In the driver's seat

Steve Smith/PrepsKC

By Jim Bradford PrepsKC Senior Writer
Posted: September 7, 2012 - 11:47 PM



What started the night as a blowout in the making, turned into a ballgame and then back into a bit of a lopsided affair.
 
Fitting for this East Kansas League matchup.
 
Bishop Miege grabbed a 20-0 lead at the half, then held on for dear life in the third quarter before outlasting Gardner-Edgerton 36-20 to improve to 2-0 on the season and place themselves firmly in the EKL driver’s seat.
 
The Blazers scored two touchdowns in the first 1:31 of the second half to pull to within 20-14, but Miege settled down, answered with a field goal and then extended their lead through a relatively messy fourth quarter, a quarter that featured five turnovers.
 
“We told he kids at halftime that they were going to come out hard and we need to expect their best,” said Miege coach Jon Holmes said. “And that’s what we got.”
 
The Blazers recovered a fumble on the opening kickoff of the second half, then scored two plays later on a Jared Hobby to Jaylon Radel pass.
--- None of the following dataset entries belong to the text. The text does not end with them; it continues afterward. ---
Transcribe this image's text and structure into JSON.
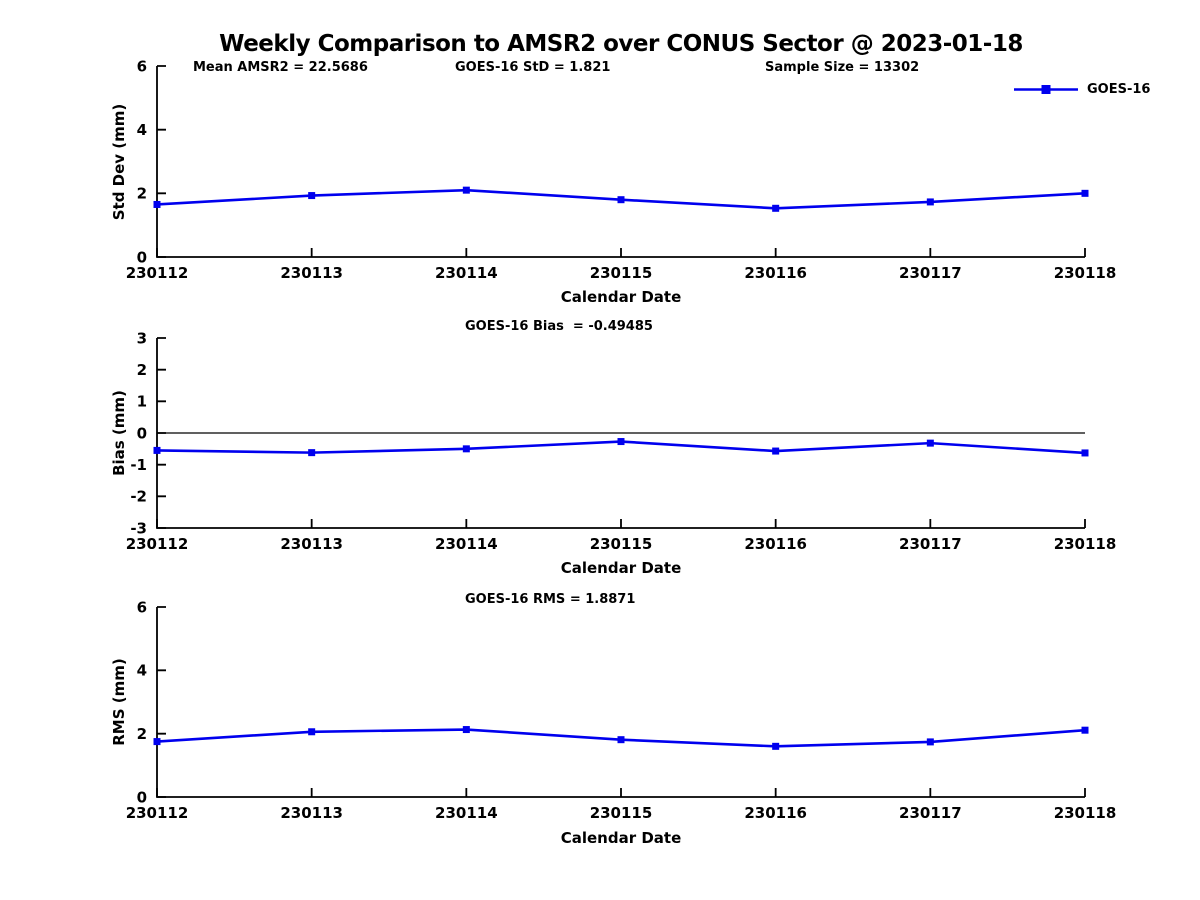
{
  "title": "Weekly Comparison to AMSR2 over CONUS Sector @ 2023-01-18",
  "header_stats": [
    {
      "label": "Mean AMSR2 = 22.5686"
    },
    {
      "label": "GOES-16 StD = 1.821"
    },
    {
      "label": "Sample Size = 13302"
    }
  ],
  "legend": {
    "label": "GOES-16",
    "position": "top-right"
  },
  "colors": {
    "line": "#0000ee",
    "axis": "#000000",
    "text": "#000000",
    "background": "#ffffff"
  },
  "chart_data": [
    {
      "type": "line",
      "title": "",
      "ylabel": "Std Dev (mm)",
      "xlabel": "Calendar Date",
      "categories": [
        "230112",
        "230113",
        "230114",
        "230115",
        "230116",
        "230117",
        "230118"
      ],
      "series": [
        {
          "name": "GOES-16",
          "values": [
            1.65,
            1.93,
            2.1,
            1.8,
            1.53,
            1.73,
            2.0
          ]
        }
      ],
      "ylim": [
        0,
        6
      ],
      "yticks": [
        0,
        2,
        4,
        6
      ],
      "grid": false,
      "zero_line": false,
      "legend_position": "top-right"
    },
    {
      "type": "line",
      "title": "GOES-16 Bias  = -0.49485",
      "ylabel": "Bias (mm)",
      "xlabel": "Calendar Date",
      "categories": [
        "230112",
        "230113",
        "230114",
        "230115",
        "230116",
        "230117",
        "230118"
      ],
      "series": [
        {
          "name": "GOES-16",
          "values": [
            -0.55,
            -0.62,
            -0.5,
            -0.27,
            -0.57,
            -0.32,
            -0.63
          ]
        }
      ],
      "ylim": [
        -3,
        3
      ],
      "yticks": [
        -3,
        -2,
        -1,
        0,
        1,
        2,
        3
      ],
      "grid": false,
      "zero_line": true
    },
    {
      "type": "line",
      "title": "GOES-16 RMS = 1.8871",
      "ylabel": "RMS (mm)",
      "xlabel": "Calendar Date",
      "categories": [
        "230112",
        "230113",
        "230114",
        "230115",
        "230116",
        "230117",
        "230118"
      ],
      "series": [
        {
          "name": "GOES-16",
          "values": [
            1.75,
            2.06,
            2.13,
            1.81,
            1.6,
            1.74,
            2.11
          ]
        }
      ],
      "ylim": [
        0,
        6
      ],
      "yticks": [
        0,
        2,
        4,
        6
      ],
      "grid": false,
      "zero_line": false
    }
  ]
}
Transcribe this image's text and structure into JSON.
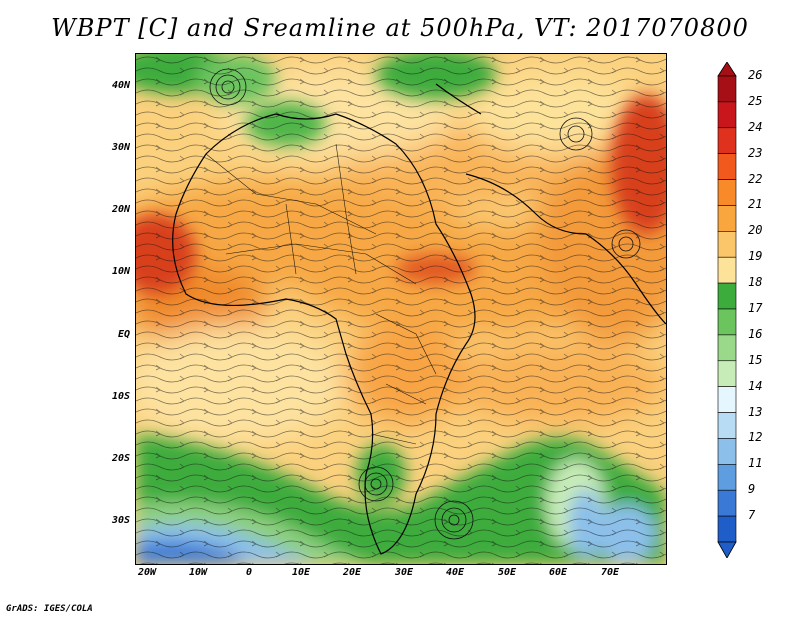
{
  "title": "WBPT [C] and Sreamline at 500hPa, VT: 2017070800",
  "lat_axis": [
    "40N",
    "30N",
    "20N",
    "10N",
    "EQ",
    "10S",
    "20S",
    "30S"
  ],
  "lon_axis": [
    "20W",
    "10W",
    "0",
    "10E",
    "20E",
    "30E",
    "40E",
    "50E",
    "60E",
    "70E"
  ],
  "colorbar": {
    "labels": [
      "26",
      "25",
      "24",
      "23",
      "22",
      "21",
      "20",
      "19",
      "18",
      "17",
      "16",
      "15",
      "14",
      "13",
      "12",
      "11",
      "9",
      "7"
    ],
    "colors": [
      "#a50f15",
      "#c8161c",
      "#e0301e",
      "#f2591c",
      "#f88a2a",
      "#f9a63e",
      "#fbc56a",
      "#fde29a",
      "#3cac3c",
      "#6cc45e",
      "#9ad88a",
      "#c8ecb8",
      "#e6f6ff",
      "#b8dcf4",
      "#8cc0ea",
      "#5e9de0",
      "#3a7ad6",
      "#1f5dc8"
    ]
  },
  "credit": "GrADS: IGES/COLA"
}
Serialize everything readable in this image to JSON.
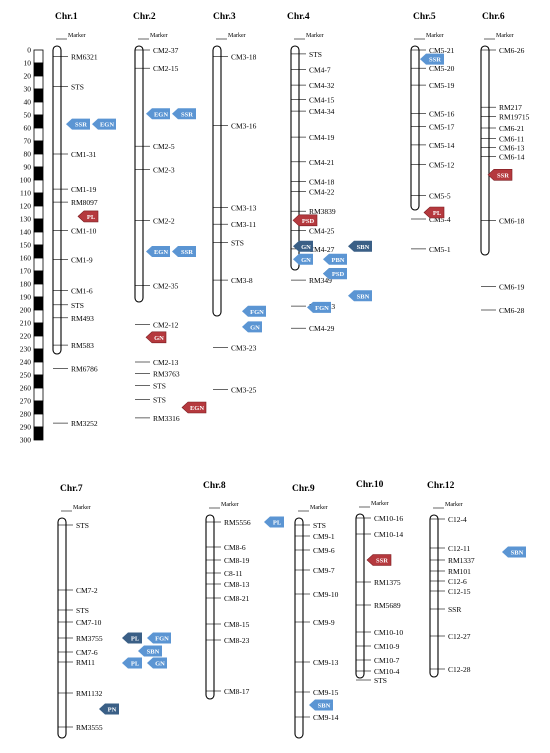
{
  "scale": {
    "ticks": [
      "0",
      "10",
      "20",
      "30",
      "40",
      "50",
      "60",
      "70",
      "80",
      "90",
      "100",
      "110",
      "120",
      "130",
      "140",
      "150",
      "160",
      "170",
      "180",
      "190",
      "200",
      "210",
      "220",
      "230",
      "240",
      "250",
      "260",
      "270",
      "280",
      "290",
      "300"
    ]
  },
  "colors": {
    "blue_tag": "#5b95d3",
    "red_tag": "#b5393e",
    "dark_tag": "#3a5f86",
    "tag_text": "#ffffff",
    "chrom_outline": "#000000"
  },
  "chromosomes": [
    {
      "id": "chr1",
      "name": "Chr.1",
      "marker_header": "Marker",
      "markers": [
        {
          "label": "RM6321",
          "pos": 5
        },
        {
          "label": "STS",
          "pos": 28
        },
        {
          "label": "CM1-31",
          "pos": 80
        },
        {
          "label": "CM1-19",
          "pos": 107
        },
        {
          "label": "RM8097",
          "pos": 117
        },
        {
          "label": "CM1-10",
          "pos": 139
        },
        {
          "label": "CM1-9",
          "pos": 161
        },
        {
          "label": "CM1-6",
          "pos": 185
        },
        {
          "label": "STS",
          "pos": 196
        },
        {
          "label": "RM493",
          "pos": 206
        },
        {
          "label": "RM583",
          "pos": 227
        },
        {
          "label": "RM6786",
          "pos": 245
        },
        {
          "label": "RM3252",
          "pos": 287
        }
      ],
      "traits": [
        {
          "label": "SSR",
          "color": "blue",
          "pos": 57
        },
        {
          "label": "EGN",
          "color": "blue",
          "pos": 57
        },
        {
          "label": "PL",
          "color": "red",
          "pos": 128
        }
      ]
    },
    {
      "id": "chr2",
      "name": "Chr.2",
      "marker_header": "Marker",
      "markers": [
        {
          "label": "CM2-37",
          "pos": 0
        },
        {
          "label": "CM2-15",
          "pos": 14
        },
        {
          "label": "CM2-5",
          "pos": 74
        },
        {
          "label": "CM2-3",
          "pos": 92
        },
        {
          "label": "CM2-2",
          "pos": 131
        },
        {
          "label": "CM2-35",
          "pos": 181
        },
        {
          "label": "CM2-12",
          "pos": 211
        },
        {
          "label": "CM2-13",
          "pos": 240
        },
        {
          "label": "RM3763",
          "pos": 249
        },
        {
          "label": "STS",
          "pos": 258
        },
        {
          "label": "STS",
          "pos": 269
        },
        {
          "label": "RM3316",
          "pos": 283
        }
      ],
      "traits": [
        {
          "label": "EGN",
          "color": "blue",
          "pos": 49
        },
        {
          "label": "SSR",
          "color": "blue",
          "pos": 49
        },
        {
          "label": "EGN",
          "color": "blue",
          "pos": 155
        },
        {
          "label": "SSR",
          "color": "blue",
          "pos": 155
        },
        {
          "label": "GN",
          "color": "red",
          "pos": 221
        },
        {
          "label": "EGN",
          "color": "red",
          "pos": 275
        }
      ]
    },
    {
      "id": "chr3",
      "name": "Chr.3",
      "marker_header": "Marker",
      "markers": [
        {
          "label": "CM3-18",
          "pos": 5
        },
        {
          "label": "CM3-16",
          "pos": 58
        },
        {
          "label": "CM3-13",
          "pos": 121
        },
        {
          "label": "CM3-11",
          "pos": 134
        },
        {
          "label": "STS",
          "pos": 148
        },
        {
          "label": "CM3-8",
          "pos": 177
        },
        {
          "label": "CM3-23",
          "pos": 229
        },
        {
          "label": "CM3-25",
          "pos": 261
        }
      ],
      "traits": [
        {
          "label": "FGN",
          "color": "blue",
          "pos": 201
        },
        {
          "label": "GN",
          "color": "blue",
          "pos": 213
        }
      ]
    },
    {
      "id": "chr4",
      "name": "Chr.4",
      "marker_header": "Marker",
      "markers": [
        {
          "label": "STS",
          "pos": 3
        },
        {
          "label": "CM4-7",
          "pos": 15
        },
        {
          "label": "CM4-32",
          "pos": 27
        },
        {
          "label": "CM4-15",
          "pos": 38
        },
        {
          "label": "CM4-34",
          "pos": 47
        },
        {
          "label": "CM4-19",
          "pos": 67
        },
        {
          "label": "CM4-21",
          "pos": 86
        },
        {
          "label": "CM4-18",
          "pos": 101
        },
        {
          "label": "CM4-22",
          "pos": 109
        },
        {
          "label": "RM3839",
          "pos": 124
        },
        {
          "label": "CM4-25",
          "pos": 139
        },
        {
          "label": "CM4-27",
          "pos": 153
        },
        {
          "label": "RM349",
          "pos": 177
        },
        {
          "label": "RM1113",
          "pos": 197
        },
        {
          "label": "CM4-29",
          "pos": 214
        }
      ],
      "traits": [
        {
          "label": "PSD",
          "color": "red",
          "pos": 131
        },
        {
          "label": "SBN",
          "color": "dark",
          "pos": 151
        },
        {
          "label": "GN",
          "color": "dark",
          "pos": 151
        },
        {
          "label": "PBN",
          "color": "blue",
          "pos": 161
        },
        {
          "label": "GN",
          "color": "blue",
          "pos": 161
        },
        {
          "label": "PBN",
          "color": "dark",
          "pos": 172
        },
        {
          "label": "PSD",
          "color": "blue",
          "pos": 172
        },
        {
          "label": "SBN",
          "color": "blue",
          "pos": 189
        },
        {
          "label": "FGN",
          "color": "blue",
          "pos": 198
        }
      ]
    },
    {
      "id": "chr5",
      "name": "Chr.5",
      "marker_header": "Marker",
      "markers": [
        {
          "label": "CM5-21",
          "pos": 0
        },
        {
          "label": "CM5-20",
          "pos": 14
        },
        {
          "label": "CM5-19",
          "pos": 27
        },
        {
          "label": "CM5-16",
          "pos": 49
        },
        {
          "label": "CM5-17",
          "pos": 59
        },
        {
          "label": "CM5-14",
          "pos": 73
        },
        {
          "label": "CM5-12",
          "pos": 88
        },
        {
          "label": "CM5-5",
          "pos": 112
        },
        {
          "label": "CM5-4",
          "pos": 130
        },
        {
          "label": "CM5-1",
          "pos": 153
        }
      ],
      "traits": [
        {
          "label": "SSR",
          "color": "blue",
          "pos": 7
        },
        {
          "label": "PL",
          "color": "red",
          "pos": 125
        }
      ]
    },
    {
      "id": "chr6",
      "name": "Chr.6",
      "marker_header": "Marker",
      "markers": [
        {
          "label": "CM6-26",
          "pos": 0
        },
        {
          "label": "RM217",
          "pos": 44
        },
        {
          "label": "RM19715",
          "pos": 51
        },
        {
          "label": "CM6-21",
          "pos": 60
        },
        {
          "label": "CM6-11",
          "pos": 68
        },
        {
          "label": "CM6-13",
          "pos": 75
        },
        {
          "label": "CM6-14",
          "pos": 82
        },
        {
          "label": "CM6-18",
          "pos": 131
        },
        {
          "label": "CM6-19",
          "pos": 182
        },
        {
          "label": "CM6-28",
          "pos": 200
        }
      ],
      "traits": [
        {
          "label": "SSR",
          "color": "red",
          "pos": 96
        }
      ]
    },
    {
      "id": "chr7",
      "name": "Chr.7",
      "marker_header": "Marker",
      "markers": [
        {
          "label": "STS",
          "pos": 3
        },
        {
          "label": "CM7-2",
          "pos": 68
        },
        {
          "label": "STS",
          "pos": 88
        },
        {
          "label": "CM7-10",
          "pos": 100
        },
        {
          "label": "RM3755",
          "pos": 116
        },
        {
          "label": "CM7-6",
          "pos": 130
        },
        {
          "label": "RM11",
          "pos": 140
        },
        {
          "label": "RM1132",
          "pos": 171
        },
        {
          "label": "RM3555",
          "pos": 205
        }
      ],
      "traits": [
        {
          "label": "PL",
          "color": "dark",
          "pos": 116
        },
        {
          "label": "FGN",
          "color": "blue",
          "pos": 116
        },
        {
          "label": "SBN",
          "color": "blue",
          "pos": 129
        },
        {
          "label": "PL",
          "color": "blue",
          "pos": 141
        },
        {
          "label": "GN",
          "color": "blue",
          "pos": 141
        },
        {
          "label": "PN",
          "color": "dark",
          "pos": 187
        }
      ]
    },
    {
      "id": "chr8",
      "name": "Chr.8",
      "marker_header": "Marker",
      "markers": [
        {
          "label": "RM5556",
          "pos": 3
        },
        {
          "label": "CM8-6",
          "pos": 28
        },
        {
          "label": "CM8-19",
          "pos": 41
        },
        {
          "label": "C8-11",
          "pos": 54
        },
        {
          "label": "CM8-13",
          "pos": 65
        },
        {
          "label": "CM8-21",
          "pos": 79
        },
        {
          "label": "CM8-15",
          "pos": 105
        },
        {
          "label": "CM8-23",
          "pos": 121
        },
        {
          "label": "CM8-17",
          "pos": 172
        }
      ],
      "traits": [
        {
          "label": "PL",
          "color": "blue",
          "pos": 3
        }
      ]
    },
    {
      "id": "chr9",
      "name": "Chr.9",
      "marker_header": "Marker",
      "markers": [
        {
          "label": "STS",
          "pos": 3
        },
        {
          "label": "CM9-1",
          "pos": 14
        },
        {
          "label": "CM9-6",
          "pos": 28
        },
        {
          "label": "CM9-7",
          "pos": 48
        },
        {
          "label": "CM9-10",
          "pos": 72
        },
        {
          "label": "CM9-9",
          "pos": 100
        },
        {
          "label": "CM9-13",
          "pos": 140
        },
        {
          "label": "CM9-15",
          "pos": 170
        },
        {
          "label": "CM9-14",
          "pos": 195
        }
      ],
      "traits": [
        {
          "label": "SBN",
          "color": "blue",
          "pos": 183
        }
      ]
    },
    {
      "id": "chr10",
      "name": "Chr.10",
      "marker_header": "Marker",
      "markers": [
        {
          "label": "CM10-16",
          "pos": 0
        },
        {
          "label": "CM10-14",
          "pos": 16
        },
        {
          "label": "RM1375",
          "pos": 64
        },
        {
          "label": "RM5689",
          "pos": 87
        },
        {
          "label": "CM10-10",
          "pos": 114
        },
        {
          "label": "CM10-9",
          "pos": 128
        },
        {
          "label": "CM10-7",
          "pos": 142
        },
        {
          "label": "CM10-4",
          "pos": 153
        },
        {
          "label": "STS",
          "pos": 162
        }
      ],
      "traits": [
        {
          "label": "SSR",
          "color": "red",
          "pos": 42
        }
      ]
    },
    {
      "id": "chr12",
      "name": "Chr.12",
      "marker_header": "Marker",
      "markers": [
        {
          "label": "C12-4",
          "pos": 0
        },
        {
          "label": "C12-11",
          "pos": 29
        },
        {
          "label": "RM1337",
          "pos": 41
        },
        {
          "label": "RM101",
          "pos": 52
        },
        {
          "label": "C12-6",
          "pos": 62
        },
        {
          "label": "C12-15",
          "pos": 72
        },
        {
          "label": "SSR",
          "pos": 90
        },
        {
          "label": "C12-27",
          "pos": 117
        },
        {
          "label": "C12-28",
          "pos": 150
        }
      ],
      "traits": [
        {
          "label": "SBN",
          "color": "blue",
          "pos": 33
        }
      ]
    }
  ]
}
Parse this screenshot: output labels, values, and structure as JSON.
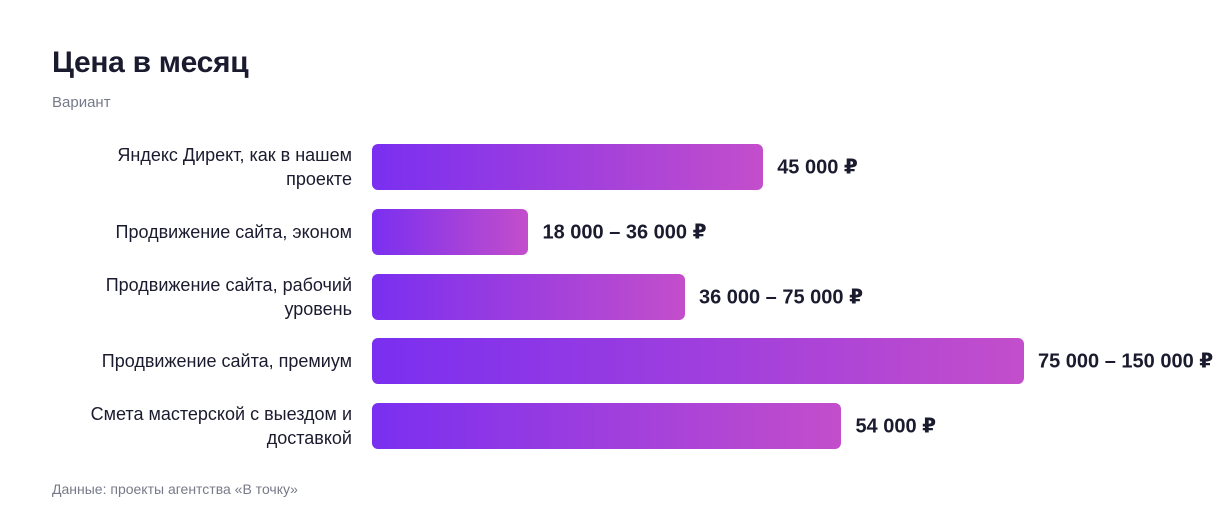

Three plays after the ensuing kickoff to Miege, Denton Lawrence intercepted a Montell Cozart pass and returned it 23 yards for a score.
 
All of a sudden, a comfortable 20-0 lead was cut to 20-14.
 
“We just had to stay disciplined,” said Miege junior McKinley Johnson, who finished with three interceptions on defense and five catches for 98 yards on offense. “We talked about that they whole game. We just had to stay focused.”
 
After a Colin Carter 34-yard field goal stopped the third-quarter bleeding for Miege, the Stags dodged a huge bullet with two minutes left in the quarter when the Blazers dropped a potential touchdown pass down the middle of the field. Hobby hit Traevohn Wrench in stride, but the ball glanced off his fingertips.
 
That was as close as the Blazers would get.
 
Wrench, the Blazer running back who rushed for more than 2,300 yards last year, was slowed by a turf toe injury all night and had just 17 yards on nine carries and three catches for 19 yards.
 
“That was huge for us, being able to keep their running game in check,” Holmes said. “We wanted to get them running from side to side.

 
The defense really stepped up and played well tonight.”
 
The final nail in the proverbial coffin for the Blazers was a 42-yard fumble return for a score by Miege lineman Jack Leslie. That score moved the lead to 30-7. Although the Blazers would add one more score, it was too little too late.
 
Dante Hutton added the final score on a 56-yard run with 2:38 left in the game.
 
Hutton finished with 166 yards on 21 carries and two touchdowns.
 
Cozart was 13-for-25 for 176 yards and three touchdowns.
 
The Stags turned a Johnson interception — his first of two in the first half and three for the game — into their first point of the night as Cozart hooked up with Jeffrey Martin from eight yards out to put the Stags up 7-0.
 
“We worked in practice on his reads,” Johnson said of Hobby. “We knew that we had to do a good job on defense. Coaches were talking about that all week.”
 
They doubled that lead just three minutes later when Hutton barreled in from eight yards out, capping the Stags second drive of the night.
 
The final score of the first half came with 4:29 left in the second quarter when Cozart hit Blake Schnieders in the corner of the end zone on a nice fade pattern on a fourth and two from the Blazers 24-yard line.
 
The Stag defense was on its game early, holding Wrench to just 10 yards on seven carries. That comes on the heels of holding him to just 46 yards on 21 carries in their early-season matchup last year in Gardner. The Blazers managed just 52 total yards in the first half and just 17 on the ground.
 
Meanwhile, the Stags racked up 183 yards of offense in the first half, in jumping out to the 20-0 lead.
 
Neither team did a very good job of holding onto the ball all night long. They combined for 11 turnovers — six by Gardner-Edgerton, including five interceptions.